Criação de “Estatais não Dependentes” para securitizar Dívida Ativa e lesar a sociedade

por Maria Lucia Fattorelli

O modelo de securitização de créditos em expansão no Brasil constitui a materialização da financeirização em sua forma mais violenta, ilegal e inescrupulosa, atingindo diversos entes federados – União, Estados e Municípios –  com risco de aniquilamento das finanças públicas e comprometimento das futuras gerações.

Enquanto empresas como Eletrobrás, Casa da Moeda e joias como CEMIG, CEDAE, entre outras centenas de empresas estatais são privatizadas, novas “empresas estatais não dependentes” estão sendo criadas para operar esquema financeiro fraudulento, a exemplo da PBH Ativos S/A em Belo Horizonte e a CPSEC S/A em São Paulo.

Tais empresas servem de fachada para que o ente federado faça uma operação de crédito disfarçada, ilegal e extremamente onerosa, obtendo recursos no mercado financeiro graças à venda de derivativos financeiros com garantia pública – disfarçados de debêntures sênior – oferecidos ao mercado com esforços restritos, de tal forma que somente privilegiados que têm acesso a esse negócio, sem o registro na Comissão de Valores Mobiliários (CVM) e remuneração exorbitante.

A elevada remuneração oferecida pela empresa está sendo paga com recursos arrecadados de contribuintes, e que sequer chegarão ao orçamento público, pois ainda na rede bancária estão sendo desviados para uma “conta vinculada” à empresa estatal criada para operar o esquema e, desta, sequestrados em favor dos privilegiados que adquiriram os derivativos.   

No caso de Belo Horizonte, onde a Câmara Municipal realiza uma CPI sobre a PBH Ativos S/A, foi constatado que a garantia pública concedida a essa empresa foi superior a 440% do valor recebido: o município recebeu R$200 milhões e se comprometeu com garantias no valor de R$ 880 milhões, acrescido de atualização monetária (IPCA), e ainda paga remuneração adicional mensal sobre esse montante.

Em pouco mais de 3 (três) anos de funcionamento, essa perversa “engenharia financeira” possibilitou, inicialmente, a realização de uma operação de crédito disfarçada que ingressou R$ 200 milhões nos cofres do Município, porém, já provocou (1) uma perda efetiva ao Município de Belo Horizonte de cerca de R$ 70 milhões¹; (2) o desvio dos recursos correspondentes aos créditos cedidos arrecadados na rede bancária², e (3) o sequestro de cerca de 50% desses recursos [3] em favor do banco BTG Pactual S/A[4] , conforme quadro comparativo das entradas e as saídas de recursos na PBH ATIVOS S/A no período de abril/2014 a junho/2017, elaborado com base em dados recebidos pela CPI.

Tanto a operação de crédito como o seu pagamento são feitos de forma disfarçada pela emissão de debêntures sênior e subordinadas, que configuram uma forma de endividamento não autorizado, mascarados por esses derivativos financeiros.

O dano ao Estado é imenso, com impactos atuais e futuros, conforme alertado inclusive por órgãos de controle (Ministério Público de Contas, Tribunal de Contas da União), que têm se manifestado contrários a esse tipo de negócio.
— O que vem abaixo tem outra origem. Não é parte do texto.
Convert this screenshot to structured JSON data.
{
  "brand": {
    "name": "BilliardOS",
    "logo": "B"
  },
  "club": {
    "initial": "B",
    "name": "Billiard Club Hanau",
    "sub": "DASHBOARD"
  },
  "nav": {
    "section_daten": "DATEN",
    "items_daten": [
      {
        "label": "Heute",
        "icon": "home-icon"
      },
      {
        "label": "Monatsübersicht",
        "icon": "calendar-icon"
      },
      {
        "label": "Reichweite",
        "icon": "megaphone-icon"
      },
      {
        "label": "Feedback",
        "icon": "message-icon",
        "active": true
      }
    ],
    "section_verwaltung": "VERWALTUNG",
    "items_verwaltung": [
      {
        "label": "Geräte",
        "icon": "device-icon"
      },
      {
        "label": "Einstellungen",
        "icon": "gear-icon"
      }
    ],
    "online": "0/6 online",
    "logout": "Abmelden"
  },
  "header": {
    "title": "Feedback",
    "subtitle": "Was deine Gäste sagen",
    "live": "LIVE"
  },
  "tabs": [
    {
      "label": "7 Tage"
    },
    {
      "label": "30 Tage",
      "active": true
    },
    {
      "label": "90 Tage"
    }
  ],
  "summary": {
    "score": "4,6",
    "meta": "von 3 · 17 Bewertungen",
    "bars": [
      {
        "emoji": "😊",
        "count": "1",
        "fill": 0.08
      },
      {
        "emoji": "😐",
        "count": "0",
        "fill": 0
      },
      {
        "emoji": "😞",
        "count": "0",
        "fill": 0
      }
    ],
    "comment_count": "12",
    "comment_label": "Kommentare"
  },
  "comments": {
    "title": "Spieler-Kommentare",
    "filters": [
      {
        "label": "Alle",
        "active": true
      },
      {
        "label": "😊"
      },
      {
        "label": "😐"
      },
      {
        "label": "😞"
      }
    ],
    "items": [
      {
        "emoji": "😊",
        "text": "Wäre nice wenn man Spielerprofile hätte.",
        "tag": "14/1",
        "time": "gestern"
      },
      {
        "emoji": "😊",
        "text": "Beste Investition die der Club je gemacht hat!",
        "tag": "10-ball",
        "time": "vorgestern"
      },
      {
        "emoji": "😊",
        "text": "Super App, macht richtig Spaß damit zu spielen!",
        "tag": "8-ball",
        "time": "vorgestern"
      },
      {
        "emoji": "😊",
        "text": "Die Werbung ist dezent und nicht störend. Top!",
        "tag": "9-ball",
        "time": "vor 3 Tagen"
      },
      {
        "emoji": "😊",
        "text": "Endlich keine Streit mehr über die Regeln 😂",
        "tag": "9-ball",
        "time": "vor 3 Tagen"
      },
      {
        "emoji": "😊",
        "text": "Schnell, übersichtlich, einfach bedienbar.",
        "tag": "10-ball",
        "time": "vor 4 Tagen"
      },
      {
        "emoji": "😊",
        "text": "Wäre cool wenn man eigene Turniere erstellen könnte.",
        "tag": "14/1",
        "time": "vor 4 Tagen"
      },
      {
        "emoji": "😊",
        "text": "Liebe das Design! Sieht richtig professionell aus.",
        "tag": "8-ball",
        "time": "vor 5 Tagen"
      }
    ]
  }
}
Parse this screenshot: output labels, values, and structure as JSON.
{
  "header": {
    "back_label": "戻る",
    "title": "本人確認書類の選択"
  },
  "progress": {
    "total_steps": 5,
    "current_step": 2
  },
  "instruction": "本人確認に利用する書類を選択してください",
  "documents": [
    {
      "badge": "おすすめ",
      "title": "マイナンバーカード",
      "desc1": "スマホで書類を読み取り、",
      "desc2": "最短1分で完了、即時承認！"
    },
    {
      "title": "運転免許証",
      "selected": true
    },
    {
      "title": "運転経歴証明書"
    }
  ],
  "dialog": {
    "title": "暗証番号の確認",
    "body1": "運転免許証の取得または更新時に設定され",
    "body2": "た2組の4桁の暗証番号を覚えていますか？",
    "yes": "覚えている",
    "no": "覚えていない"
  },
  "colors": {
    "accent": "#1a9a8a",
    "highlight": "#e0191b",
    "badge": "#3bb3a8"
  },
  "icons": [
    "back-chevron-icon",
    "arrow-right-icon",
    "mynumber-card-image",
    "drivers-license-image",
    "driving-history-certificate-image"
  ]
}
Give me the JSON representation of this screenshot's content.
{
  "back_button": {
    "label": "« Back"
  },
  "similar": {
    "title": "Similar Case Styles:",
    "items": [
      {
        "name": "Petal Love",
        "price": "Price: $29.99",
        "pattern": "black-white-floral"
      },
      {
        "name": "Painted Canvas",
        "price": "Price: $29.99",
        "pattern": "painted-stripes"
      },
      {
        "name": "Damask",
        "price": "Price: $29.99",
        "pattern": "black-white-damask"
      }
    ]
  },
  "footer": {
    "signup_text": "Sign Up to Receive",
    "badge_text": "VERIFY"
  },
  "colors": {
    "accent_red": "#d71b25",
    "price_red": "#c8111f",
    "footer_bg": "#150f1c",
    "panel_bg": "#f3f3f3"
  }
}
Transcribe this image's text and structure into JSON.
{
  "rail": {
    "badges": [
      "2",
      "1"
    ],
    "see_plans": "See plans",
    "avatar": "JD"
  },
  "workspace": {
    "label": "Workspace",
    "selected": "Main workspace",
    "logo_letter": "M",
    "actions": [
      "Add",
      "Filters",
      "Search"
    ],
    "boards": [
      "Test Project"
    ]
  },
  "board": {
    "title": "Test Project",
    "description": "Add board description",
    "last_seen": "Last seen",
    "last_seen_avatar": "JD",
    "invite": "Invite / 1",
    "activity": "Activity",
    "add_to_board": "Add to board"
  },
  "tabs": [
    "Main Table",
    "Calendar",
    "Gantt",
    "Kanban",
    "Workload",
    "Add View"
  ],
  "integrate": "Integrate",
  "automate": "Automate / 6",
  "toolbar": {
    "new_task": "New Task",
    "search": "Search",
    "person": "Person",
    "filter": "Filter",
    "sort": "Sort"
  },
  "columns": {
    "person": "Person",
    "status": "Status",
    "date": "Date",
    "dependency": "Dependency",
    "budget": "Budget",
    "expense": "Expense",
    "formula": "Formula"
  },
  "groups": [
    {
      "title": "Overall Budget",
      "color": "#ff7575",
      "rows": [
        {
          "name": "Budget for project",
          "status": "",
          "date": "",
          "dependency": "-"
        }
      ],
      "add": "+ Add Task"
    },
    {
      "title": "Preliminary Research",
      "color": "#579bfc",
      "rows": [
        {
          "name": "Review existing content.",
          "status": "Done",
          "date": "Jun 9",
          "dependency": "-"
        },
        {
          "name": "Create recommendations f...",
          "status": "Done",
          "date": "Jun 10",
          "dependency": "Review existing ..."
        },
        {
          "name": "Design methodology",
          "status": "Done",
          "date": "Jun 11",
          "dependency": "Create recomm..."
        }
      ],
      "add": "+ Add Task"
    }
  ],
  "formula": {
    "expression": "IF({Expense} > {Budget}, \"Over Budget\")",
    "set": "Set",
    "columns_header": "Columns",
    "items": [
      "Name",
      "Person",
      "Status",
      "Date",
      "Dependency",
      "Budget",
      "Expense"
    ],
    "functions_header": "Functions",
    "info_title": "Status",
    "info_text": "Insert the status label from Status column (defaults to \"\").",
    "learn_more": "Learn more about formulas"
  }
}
Ainda assim ele se alastra e o ministro Henrique Meirelles está buscando implementa-lo também em âmbito federal [5] .

Essa “engenharia financeira” fere toda a legislação de finanças públicas do país, portanto é ilegal. Porém, projetos em andamento no Congresso Nacional visam dar segurança jurídica a esse crime (PLS 204/2016, que tramita no Senado e os projetos PLP 181/2015 e PL 3337/2015 da Câmara dos Deputados).

Esse tipo de securitização é semelhante ao que provocou a crise de 2007 nos EUA e também na Europa a partir de 2010. Porém, o modelo que está sendo implantado no Brasil é ainda mais grave, pulverizado pelos entes federados de todas as esferas.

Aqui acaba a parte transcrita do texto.